Crews laid the final beam marking the halfway point of the new Crisis Care Center in SLCo that will be available for anyone with a mental health or substance abuse crisis.
— Lindsay Aerts (@LindsayOnAir) August 25, 2023
It marks the halfway point in the building of a first-of-its-kind center in Utah. When it’s done in 2025, the facility at 3300 South and 1000 West will help Utahns experiencing a mental health or substance abuse crisis to quickly find help.
“What this building will do is allow for people who have a family member who’s having a mental health crisis, or a police officer who comes across someone on the street … they’ll be able to bring them here,” said Salt Lake County Mayor, Jenny Wilson.

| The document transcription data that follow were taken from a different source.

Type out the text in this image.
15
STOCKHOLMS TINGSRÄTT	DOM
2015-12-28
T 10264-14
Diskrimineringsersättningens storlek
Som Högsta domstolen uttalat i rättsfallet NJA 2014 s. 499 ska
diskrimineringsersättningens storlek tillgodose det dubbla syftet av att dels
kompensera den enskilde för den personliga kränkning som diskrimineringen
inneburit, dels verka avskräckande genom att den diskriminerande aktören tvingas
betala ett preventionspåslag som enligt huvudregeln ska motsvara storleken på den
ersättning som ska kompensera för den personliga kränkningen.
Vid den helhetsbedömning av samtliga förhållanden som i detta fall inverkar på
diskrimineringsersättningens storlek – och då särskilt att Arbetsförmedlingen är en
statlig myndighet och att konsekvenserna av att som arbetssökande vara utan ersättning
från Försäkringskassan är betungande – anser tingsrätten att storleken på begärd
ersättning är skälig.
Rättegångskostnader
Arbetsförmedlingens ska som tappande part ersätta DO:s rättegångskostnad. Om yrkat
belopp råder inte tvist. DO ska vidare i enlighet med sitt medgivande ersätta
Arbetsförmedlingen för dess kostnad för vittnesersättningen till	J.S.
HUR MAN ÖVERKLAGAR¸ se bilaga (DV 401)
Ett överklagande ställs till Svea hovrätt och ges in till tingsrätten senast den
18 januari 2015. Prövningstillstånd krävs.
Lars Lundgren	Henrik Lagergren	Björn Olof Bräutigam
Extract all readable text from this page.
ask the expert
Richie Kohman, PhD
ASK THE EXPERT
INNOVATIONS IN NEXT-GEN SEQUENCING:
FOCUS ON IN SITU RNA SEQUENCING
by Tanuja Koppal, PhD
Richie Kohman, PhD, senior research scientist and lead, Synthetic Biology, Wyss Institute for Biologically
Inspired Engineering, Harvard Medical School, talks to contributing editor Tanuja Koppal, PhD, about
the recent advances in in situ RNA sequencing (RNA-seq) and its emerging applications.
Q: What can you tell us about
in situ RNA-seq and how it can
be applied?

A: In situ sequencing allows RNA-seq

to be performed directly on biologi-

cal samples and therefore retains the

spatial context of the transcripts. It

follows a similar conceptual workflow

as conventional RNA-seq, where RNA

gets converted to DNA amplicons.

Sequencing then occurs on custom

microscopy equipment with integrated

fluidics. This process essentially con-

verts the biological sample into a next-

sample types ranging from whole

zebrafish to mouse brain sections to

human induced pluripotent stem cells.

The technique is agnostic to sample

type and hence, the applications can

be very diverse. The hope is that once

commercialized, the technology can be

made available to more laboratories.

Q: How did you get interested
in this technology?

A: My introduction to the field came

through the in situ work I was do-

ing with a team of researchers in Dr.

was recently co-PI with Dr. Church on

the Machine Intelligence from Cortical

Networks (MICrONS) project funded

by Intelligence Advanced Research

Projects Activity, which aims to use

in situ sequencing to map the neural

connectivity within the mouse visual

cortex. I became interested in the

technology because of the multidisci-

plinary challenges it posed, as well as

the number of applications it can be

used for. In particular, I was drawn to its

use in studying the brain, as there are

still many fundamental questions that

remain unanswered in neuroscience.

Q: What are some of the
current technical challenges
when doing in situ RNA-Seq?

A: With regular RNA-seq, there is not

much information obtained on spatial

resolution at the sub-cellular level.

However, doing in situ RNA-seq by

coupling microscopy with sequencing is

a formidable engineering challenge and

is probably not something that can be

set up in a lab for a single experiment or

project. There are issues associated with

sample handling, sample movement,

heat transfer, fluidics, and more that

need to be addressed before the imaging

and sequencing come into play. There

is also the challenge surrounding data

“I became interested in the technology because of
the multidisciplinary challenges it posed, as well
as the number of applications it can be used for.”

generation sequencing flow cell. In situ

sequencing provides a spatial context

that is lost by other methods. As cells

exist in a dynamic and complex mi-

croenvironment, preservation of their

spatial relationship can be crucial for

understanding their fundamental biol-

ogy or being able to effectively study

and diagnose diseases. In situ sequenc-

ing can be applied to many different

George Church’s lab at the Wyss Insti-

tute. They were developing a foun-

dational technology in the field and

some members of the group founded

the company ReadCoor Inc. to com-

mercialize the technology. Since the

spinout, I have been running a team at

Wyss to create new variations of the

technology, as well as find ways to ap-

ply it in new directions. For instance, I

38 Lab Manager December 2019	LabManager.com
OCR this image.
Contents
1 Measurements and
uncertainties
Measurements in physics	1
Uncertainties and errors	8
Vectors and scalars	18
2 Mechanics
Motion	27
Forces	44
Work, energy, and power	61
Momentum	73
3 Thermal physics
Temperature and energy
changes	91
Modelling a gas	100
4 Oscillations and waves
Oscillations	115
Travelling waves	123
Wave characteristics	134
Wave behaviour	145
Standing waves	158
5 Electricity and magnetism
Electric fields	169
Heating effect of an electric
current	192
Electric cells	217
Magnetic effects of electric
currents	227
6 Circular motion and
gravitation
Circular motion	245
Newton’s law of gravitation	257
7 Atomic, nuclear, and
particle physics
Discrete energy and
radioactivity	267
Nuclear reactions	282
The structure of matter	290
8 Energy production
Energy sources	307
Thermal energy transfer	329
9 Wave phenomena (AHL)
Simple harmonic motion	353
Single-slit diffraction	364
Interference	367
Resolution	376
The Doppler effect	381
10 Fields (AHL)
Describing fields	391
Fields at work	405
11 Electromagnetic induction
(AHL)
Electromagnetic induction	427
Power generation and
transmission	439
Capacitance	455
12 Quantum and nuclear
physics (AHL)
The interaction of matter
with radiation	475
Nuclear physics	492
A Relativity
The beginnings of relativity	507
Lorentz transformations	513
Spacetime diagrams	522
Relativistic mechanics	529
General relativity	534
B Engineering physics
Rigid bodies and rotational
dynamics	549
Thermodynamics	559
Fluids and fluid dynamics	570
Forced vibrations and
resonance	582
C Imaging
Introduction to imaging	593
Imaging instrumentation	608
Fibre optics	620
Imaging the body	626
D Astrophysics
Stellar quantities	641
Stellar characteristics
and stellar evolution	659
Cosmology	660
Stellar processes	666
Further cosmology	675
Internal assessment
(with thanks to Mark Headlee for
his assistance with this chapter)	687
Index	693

“The staff on site will be able to diagnose and stabilize.”
Policymakers say the need for Crisis Care Center is great
Salt Lake County Council Member Aimee Winder Newton shared that her own child experienced suicidal ideations and needed to be hospitalized. That motivated her to find help for others.
“[I realized that] as a county council member, when I didn’t even know who to call when my child was struggling, or where to go, that we needed that help for our community,” she said.
“Knowing where people can bring their child, or where our police officers can bring those who are mentally ill or have substance abuse issues, this is a huge day for us,” she said.
Rep. Steve Eliason, R-Sandy, first passed a crisis service amendments bill in 2020 that provided funding for projects like this. The bill helped create mental health crisis receiving centers, additional mobile crisis outreach teams, and Utah’s mental health warmline.
Ellison said the pandemic, which hadn’t happened when the bill passed, has exacerbated the need for crisis services.
“This type of facility was needed now more than ever. It was needed more than ever in 2020, but now we can’t get it built fast enough,” Eliason said.
A big public, private collaboration
Funding from the state was coupled with Mayor Wilson’s effort to champion funding from the county. Then she brought the idea to donate the land to her County Council chair Aimee Winder-Newton.
The council approved that.
A $5 million private donation came from Kem Gardiner and his wife. The Huntsman Mental Health Institute and the University of Utah also contributed.
“When government … and private donors, philanthropists come together we can do amazing things,” said Mayor Wilson. “Because these are costly solutions.”
Kem Gardiner, Huntsman family members, and University of Utah President Taylor Randall joined alongside the policy makers Friday to celebrate the milestone.
More mental health funding on the way?
Wilson teased some possible legislation she would push for to provide a more ongoing revenue stream for mental health needs in the county. She said the county hopes for an allowance by the legislature and to use a sales tax increase for it.
“We have ongoing revenue streams for transportation, arts and culture, our rec centers … we need a revenue stream for mental health and substance abuse,” she said.
She added that she wasn’t married to how that happened and that others on her staff were working on needs for the county’s homelessness problems. Eliason said he would be open to allowing the county to have that local control.